Sorot mata Lady Victoria yang berdiri di sebelah Baroness Latymer memancarkan api permusuhan diam-diam ke arah Eloise yang berdiri tidak jauh dari Dunford. Dunford tersenyum kasual, jelas masih mengingat bagaimana dirinya dan Lady Victoria sempat menghabiskan beberapa malam panas bersama. Sekarang, setelah dirinya terikat pernikahan dengan Eloise, Dunford mendadak tidak lagi merasa tertarik dengan affair singkat dan nafsu membakar yang menghiasi sebagian besar malamnya dulu.
"Dan bayangkan juga wanita-wanita yang tidak bisa lagi diam-diam memimpikanmu..." sindir Baroness Latymer. "Begitu seorang pria menikah.... Wah! Semuanya mendadak berubah. Tidak ada lagi wanita yang berani mengirimkan sinyal-sinyal permainan kecuali pria itu belum beristri."
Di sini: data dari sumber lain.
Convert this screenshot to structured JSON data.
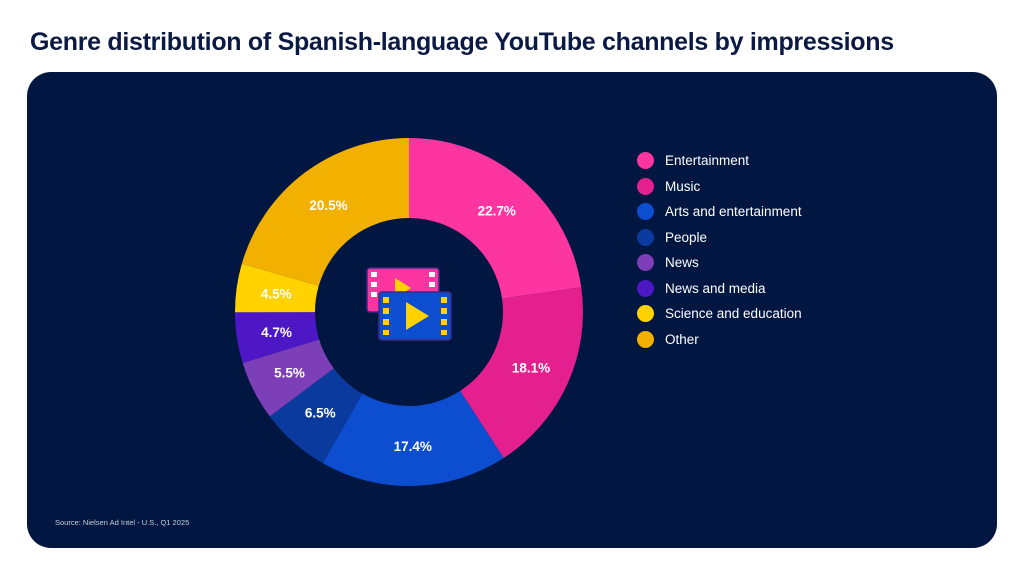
{
  "title": "Genre distribution of Spanish-language YouTube channels by impressions",
  "source": "Source: Nielsen Ad Intel - U.S., Q1 2025",
  "center_icon": "film-play-icon",
  "chart_data": {
    "type": "pie",
    "donut": true,
    "legend_position": "right",
    "categories": [
      "Entertainment",
      "Music",
      "Arts and entertainment",
      "People",
      "News",
      "News and media",
      "Science and education",
      "Other"
    ],
    "values": [
      22.7,
      18.1,
      17.4,
      6.5,
      5.5,
      4.7,
      4.5,
      20.5
    ],
    "labels": [
      "22.7%",
      "18.1%",
      "17.4%",
      "6.5%",
      "5.5%",
      "4.7%",
      "4.5%",
      "20.5%"
    ],
    "colors": [
      "#fd35a1",
      "#e4208f",
      "#0c4ecf",
      "#0a3a9e",
      "#7d3fb8",
      "#4d17c6",
      "#ffd200",
      "#f2b000"
    ]
  }
}
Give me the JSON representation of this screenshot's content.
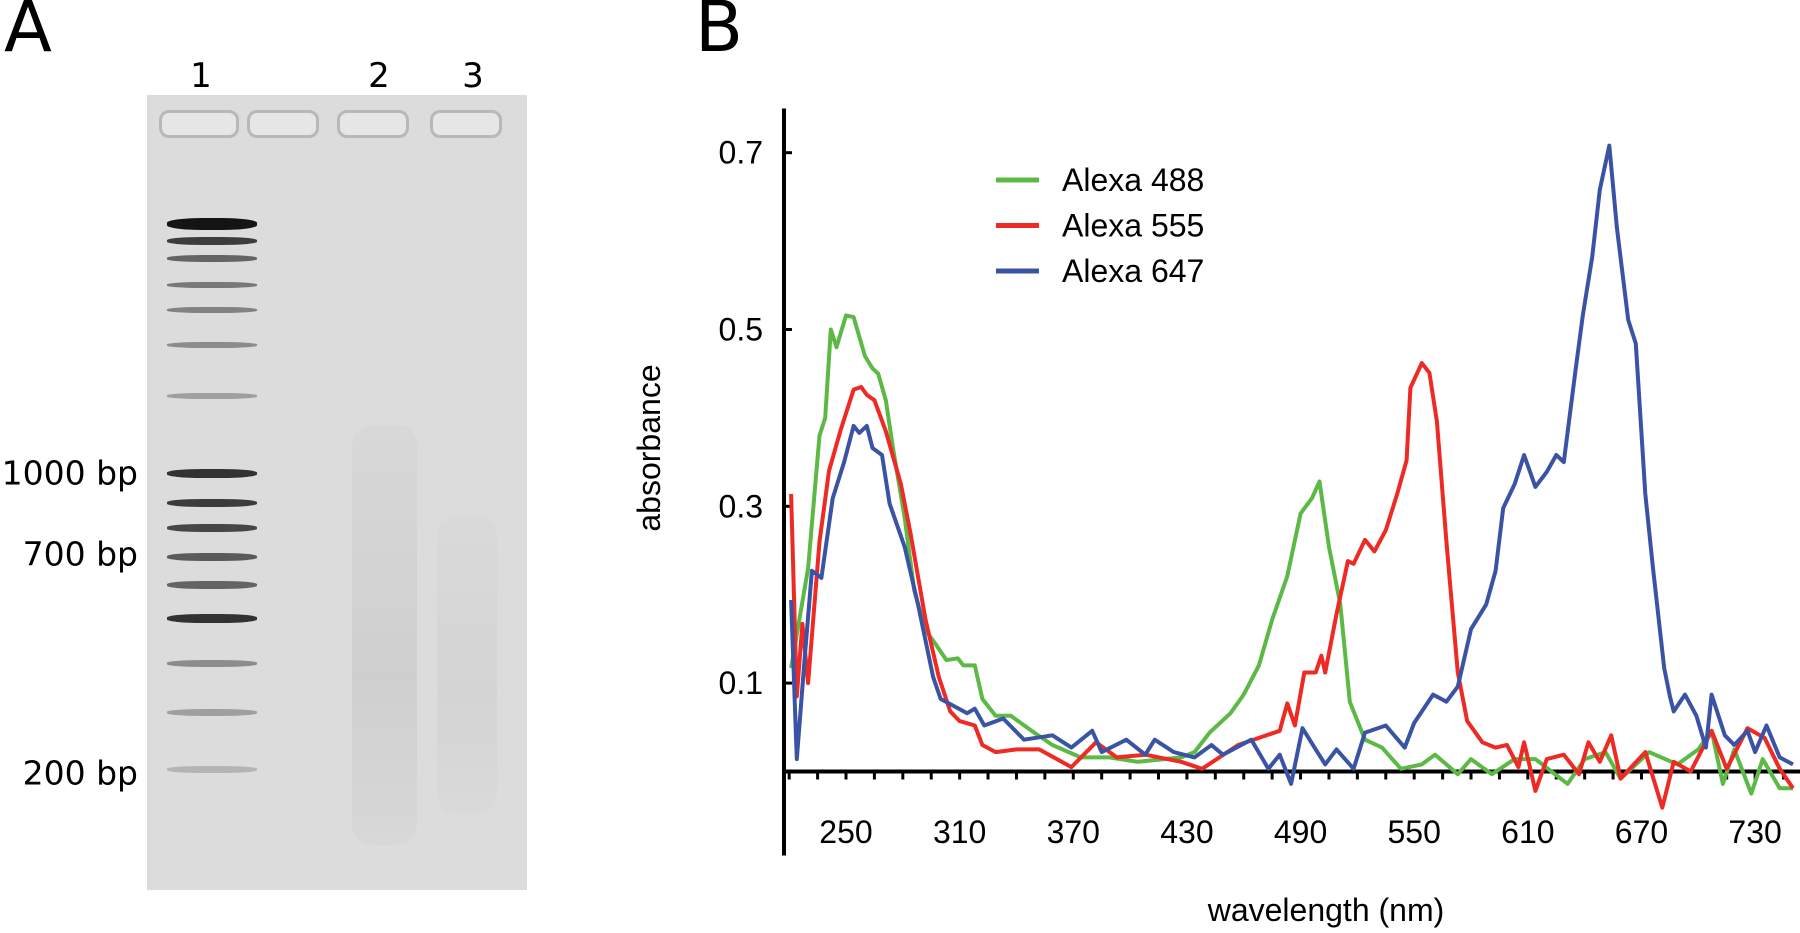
{
  "panel_a": {
    "letter": "A",
    "lane_labels": [
      "1",
      "2",
      "3"
    ],
    "size_markers": [
      "1000 bp",
      "700 bp",
      "200 bp"
    ]
  },
  "panel_b": {
    "letter": "B"
  },
  "chart_data": {
    "type": "line",
    "title": "",
    "xlabel": "wavelength (nm)",
    "ylabel": "absorbance",
    "xlim": [
      218,
      752
    ],
    "ylim": [
      -0.095,
      0.75
    ],
    "xticks": [
      250,
      310,
      370,
      430,
      490,
      550,
      610,
      670,
      730
    ],
    "yticks": [
      0.1,
      0.3,
      0.5,
      0.7
    ],
    "grid": false,
    "legend_position": "top-left",
    "series": [
      {
        "name": "Alexa 488",
        "color": "#5cb946",
        "x": [
          221,
          230,
          236,
          239,
          242,
          245,
          250,
          254,
          260,
          264,
          267,
          271,
          275,
          281,
          286,
          292,
          297,
          303,
          309,
          312,
          318,
          322,
          329,
          337,
          348,
          359,
          374,
          389,
          404,
          427,
          434,
          442,
          453,
          460,
          468,
          475,
          483,
          490,
          496,
          500,
          505,
          511,
          516,
          524,
          533,
          543,
          554,
          561,
          573,
          580,
          591,
          603,
          614,
          631,
          640,
          651,
          659,
          674,
          689,
          700,
          707,
          713,
          719,
          728,
          734,
          743,
          750
        ],
        "y": [
          0.117,
          0.23,
          0.38,
          0.4,
          0.5,
          0.48,
          0.516,
          0.514,
          0.47,
          0.456,
          0.45,
          0.42,
          0.363,
          0.287,
          0.205,
          0.16,
          0.145,
          0.126,
          0.128,
          0.12,
          0.12,
          0.082,
          0.063,
          0.063,
          0.046,
          0.03,
          0.016,
          0.016,
          0.011,
          0.016,
          0.022,
          0.044,
          0.066,
          0.087,
          0.12,
          0.172,
          0.221,
          0.292,
          0.309,
          0.328,
          0.254,
          0.189,
          0.079,
          0.036,
          0.027,
          0.003,
          0.008,
          0.019,
          -0.003,
          0.014,
          -0.003,
          0.014,
          0.014,
          -0.014,
          0.014,
          0.022,
          -0.008,
          0.022,
          0.008,
          0.025,
          0.046,
          -0.014,
          0.025,
          -0.025,
          0.014,
          -0.019,
          -0.019
        ]
      },
      {
        "name": "Alexa 555",
        "color": "#ee2a24",
        "x": [
          221,
          224,
          227,
          230,
          236,
          241,
          247,
          254,
          258,
          261,
          265,
          271,
          279,
          284,
          292,
          299,
          305,
          310,
          318,
          322,
          329,
          340,
          352,
          369,
          382,
          393,
          408,
          427,
          438,
          457,
          468,
          479,
          483,
          487,
          492,
          498,
          501,
          503,
          509,
          515,
          518,
          524,
          529,
          535,
          541,
          546,
          548,
          554,
          558,
          562,
          567,
          573,
          578,
          586,
          593,
          599,
          605,
          608,
          614,
          620,
          629,
          637,
          642,
          648,
          654,
          659,
          672,
          681,
          687,
          696,
          707,
          715,
          726,
          735,
          743,
          750
        ],
        "y": [
          0.314,
          0.085,
          0.167,
          0.1,
          0.26,
          0.34,
          0.385,
          0.432,
          0.435,
          0.426,
          0.42,
          0.385,
          0.325,
          0.27,
          0.172,
          0.107,
          0.068,
          0.057,
          0.052,
          0.03,
          0.022,
          0.025,
          0.025,
          0.005,
          0.033,
          0.016,
          0.019,
          0.011,
          0.003,
          0.03,
          0.038,
          0.046,
          0.077,
          0.052,
          0.112,
          0.112,
          0.131,
          0.112,
          0.178,
          0.238,
          0.235,
          0.262,
          0.249,
          0.273,
          0.314,
          0.352,
          0.434,
          0.462,
          0.451,
          0.396,
          0.26,
          0.112,
          0.057,
          0.033,
          0.027,
          0.03,
          0.005,
          0.033,
          -0.022,
          0.014,
          0.019,
          -0.003,
          0.033,
          0.011,
          0.041,
          -0.008,
          0.022,
          -0.041,
          0.011,
          0,
          0.046,
          0.003,
          0.049,
          0.038,
          0.003,
          -0.019
        ]
      },
      {
        "name": "Alexa 647",
        "color": "#3a53a4",
        "x": [
          221,
          224,
          228,
          232,
          237,
          243,
          249,
          254,
          257,
          261,
          264,
          269,
          273,
          281,
          288,
          296,
          300,
          307,
          314,
          318,
          323,
          333,
          344,
          359,
          369,
          380,
          385,
          398,
          408,
          413,
          423,
          434,
          443,
          449,
          464,
          473,
          479,
          485,
          491,
          498,
          503,
          509,
          518,
          524,
          535,
          545,
          550,
          560,
          567,
          573,
          580,
          588,
          593,
          597,
          603,
          608,
          614,
          620,
          625,
          629,
          635,
          639,
          644,
          648,
          653,
          657,
          663,
          667,
          672,
          676,
          682,
          685,
          687,
          693,
          699,
          704,
          707,
          714,
          719,
          726,
          730,
          736,
          743,
          750
        ],
        "y": [
          0.194,
          0.014,
          0.123,
          0.227,
          0.219,
          0.309,
          0.35,
          0.391,
          0.383,
          0.391,
          0.366,
          0.358,
          0.303,
          0.254,
          0.189,
          0.107,
          0.082,
          0.074,
          0.066,
          0.071,
          0.052,
          0.06,
          0.036,
          0.041,
          0.027,
          0.046,
          0.022,
          0.036,
          0.019,
          0.036,
          0.022,
          0.016,
          0.03,
          0.019,
          0.036,
          0.003,
          0.019,
          -0.014,
          0.049,
          0.025,
          0.008,
          0.025,
          0.003,
          0.044,
          0.052,
          0.027,
          0.055,
          0.087,
          0.079,
          0.096,
          0.161,
          0.189,
          0.227,
          0.298,
          0.325,
          0.358,
          0.322,
          0.339,
          0.358,
          0.35,
          0.451,
          0.516,
          0.582,
          0.658,
          0.708,
          0.615,
          0.511,
          0.484,
          0.314,
          0.232,
          0.117,
          0.085,
          0.068,
          0.087,
          0.063,
          0.027,
          0.087,
          0.041,
          0.03,
          0.046,
          0.022,
          0.052,
          0.016,
          0.008
        ]
      }
    ]
  }
}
"Itu hal yang sangat bijaksana menurut saya." Eloise menoleh dan tersenyum bijaksana. "Biar bagaimana pun, kalangan ton terlalu menyukai skandal. Membuat kesalahan dan menampakkan ketidakrukunan pada masa awal pernikahan adalah pemandangan yang merusak mata dan menimbulkan perbincangan."
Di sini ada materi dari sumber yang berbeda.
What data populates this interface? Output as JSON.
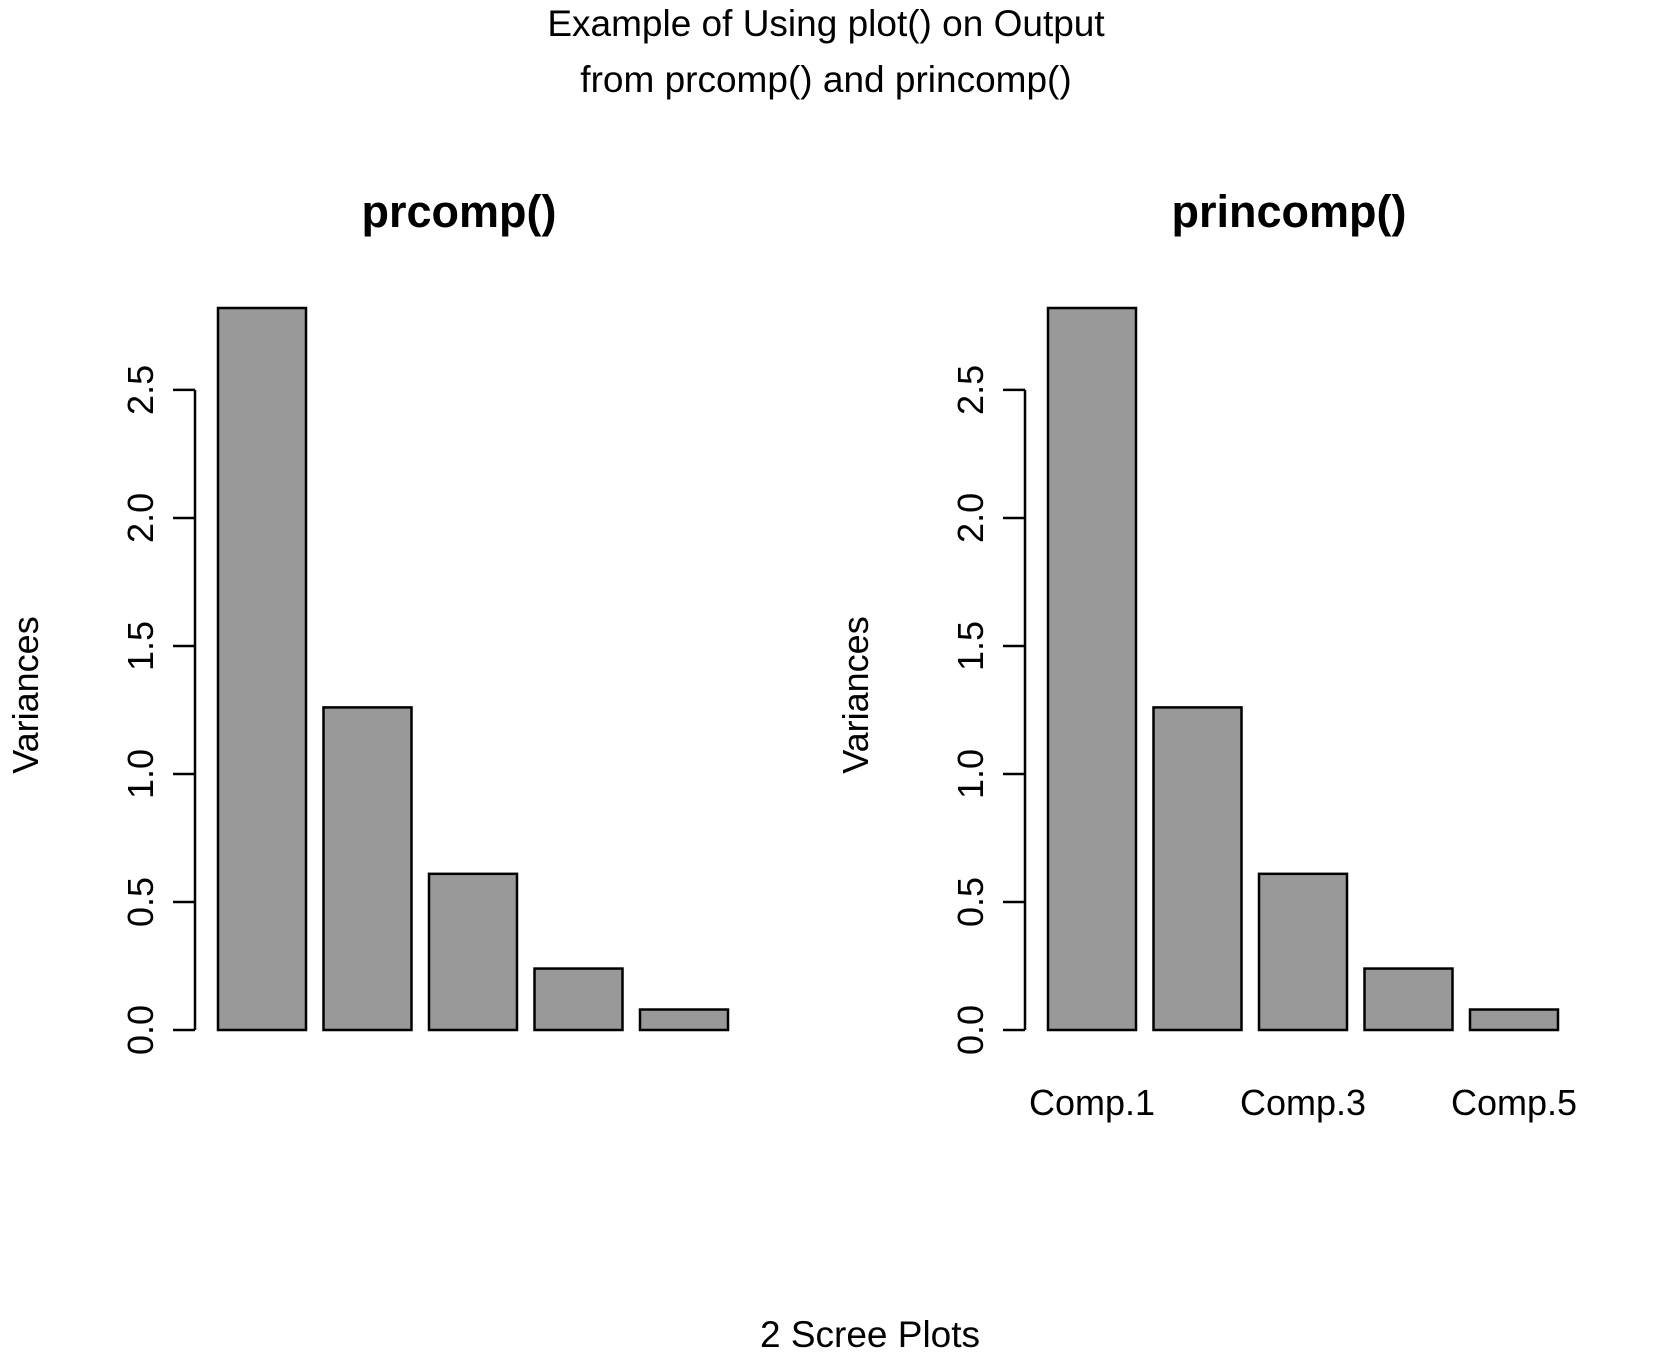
{
  "figure": {
    "title_lines": [
      "Example of Using plot() on Output",
      "from prcomp() and princomp()"
    ],
    "caption": "2 Scree Plots"
  },
  "chart_data": [
    {
      "type": "bar",
      "title": "prcomp()",
      "ylabel": "Variances",
      "xlabel": "",
      "categories": [
        "",
        "",
        "",
        "",
        ""
      ],
      "values": [
        2.82,
        1.26,
        0.61,
        0.24,
        0.08
      ],
      "ylim": [
        0,
        2.82
      ],
      "yticks": [
        "0.0",
        "0.5",
        "1.0",
        "1.5",
        "2.0",
        "2.5"
      ],
      "bar_color": "#999999",
      "grid": false
    },
    {
      "type": "bar",
      "title": "princomp()",
      "ylabel": "Variances",
      "xlabel": "",
      "categories": [
        "Comp.1",
        "",
        "Comp.3",
        "",
        "Comp.5"
      ],
      "values": [
        2.82,
        1.26,
        0.61,
        0.24,
        0.08
      ],
      "ylim": [
        0,
        2.82
      ],
      "yticks": [
        "0.0",
        "0.5",
        "1.0",
        "1.5",
        "2.0",
        "2.5"
      ],
      "bar_color": "#999999",
      "grid": false
    }
  ]
}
Lady lain yang berkumpul mau tidak mau mengangguk setuju dan mengakui kebenaran pendapat Eloise. "Bagaimana bisa kau berakhir dengan sang playboy, kalau begitu? Mengingat sepotong namanya saja sudah menimbulkan perbicangan dan bukan satu dua kali suamimu dulu bertindak nakal dan melakukan perbuatan yang merusak mata diam-diam..."
"Masa lalu tidak bisa diubah, tetapi masa depan bisa. Biar bagaimanapun, aku mengetahui segala konsekuensinya ketika menikahinya." Eloise tertawa. "Dan hebatnya, sampai detik ini mataku belum rusak dan telingaku belum terasa panas. Karena itu, kurasa aku sudah mengambil keputusan tepat dengan menikahinya."
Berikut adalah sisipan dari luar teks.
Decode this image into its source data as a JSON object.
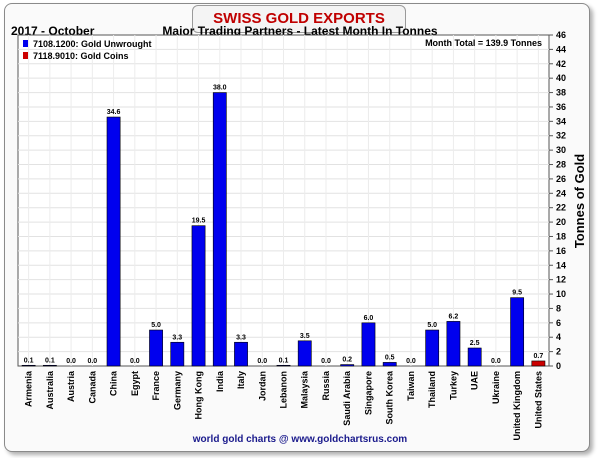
{
  "title": "SWISS GOLD EXPORTS",
  "period": "2017 - October",
  "subtitle": "Major Trading Partners - Latest Month In Tonnes",
  "footer": "world gold charts @ www.goldchartsrus.com",
  "chart_data": {
    "type": "bar",
    "title": "SWISS GOLD EXPORTS",
    "subtitle": "Major Trading Partners - Latest Month In Tonnes",
    "ylabel": "Tonnes of Gold",
    "ylim": [
      0,
      46
    ],
    "y_ticks": [
      0,
      2,
      4,
      6,
      8,
      10,
      12,
      14,
      16,
      18,
      20,
      22,
      24,
      26,
      28,
      30,
      32,
      34,
      36,
      38,
      40,
      42,
      44,
      46
    ],
    "y_axis_side": "right",
    "grid": true,
    "legend_position": "top-left",
    "annotation": "Month Total = 139.9 Tonnes",
    "categories": [
      "Armenia",
      "Australia",
      "Austria",
      "Canada",
      "China",
      "Egypt",
      "France",
      "Germany",
      "Hong Kong",
      "India",
      "Italy",
      "Jordan",
      "Lebanon",
      "Malaysia",
      "Russia",
      "Saudi Arabia",
      "Singapore",
      "South Korea",
      "Taiwan",
      "Thailand",
      "Turkey",
      "UAE",
      "Ukraine",
      "United Kingdom",
      "United States"
    ],
    "series": [
      {
        "name": "7108.1200: Gold Unwrought",
        "color": "#0000ee",
        "values": [
          0.1,
          0.1,
          0.0,
          0.0,
          34.6,
          0.0,
          5.0,
          3.3,
          19.5,
          38.0,
          3.3,
          0.0,
          0.1,
          3.5,
          0.0,
          0.2,
          6.0,
          0.5,
          0.0,
          5.0,
          6.2,
          2.5,
          0.0,
          9.5,
          0.0
        ]
      },
      {
        "name": "7118.9010: Gold Coins",
        "color": "#cc0000",
        "values": [
          0.0,
          0.0,
          0.0,
          0.0,
          0.0,
          0.0,
          0.0,
          0.0,
          0.0,
          0.0,
          0.0,
          0.0,
          0.0,
          0.0,
          0.0,
          0.0,
          0.0,
          0.0,
          0.0,
          0.0,
          0.0,
          0.0,
          0.0,
          0.0,
          0.7
        ]
      }
    ],
    "data_labels": [
      "0.1",
      "0.1",
      "0.0",
      "0.0",
      "34.6",
      "0.0",
      "5.0",
      "3.3",
      "19.5",
      "38.0",
      "3.3",
      "0.0",
      "0.1",
      "3.5",
      "0.0",
      "0.2",
      "6.0",
      "0.5",
      "0.0",
      "5.0",
      "6.2",
      "2.5",
      "0.0",
      "9.5",
      "0.7"
    ]
  }
}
Dunford melirik Eloise, tetapi gadisnya tersenyum lebar. Jadi, dia tidak salah dengar. Istri keras kepalanya baru saja memujinya sekaligus menyindirnya. Ada sesuatu yang berbeda dari sikap Eloise, jadi Dunford melirik istrinya sekali lagi karena penasaran. Sialnya, tingkahnya tertangkap oleh Baron Latymer.
"Oh! Dasar pengantin baru! Kalau kau ingin berduaan, kau bisa menepi dan memisahkan diri. Tidak ada yang akan mempermasalahkannya karena kalian sudah menikah..." sambil tertawa, Baron Latymer mendorong lembut tubuh Eloise dan Dunford ke arah balkon.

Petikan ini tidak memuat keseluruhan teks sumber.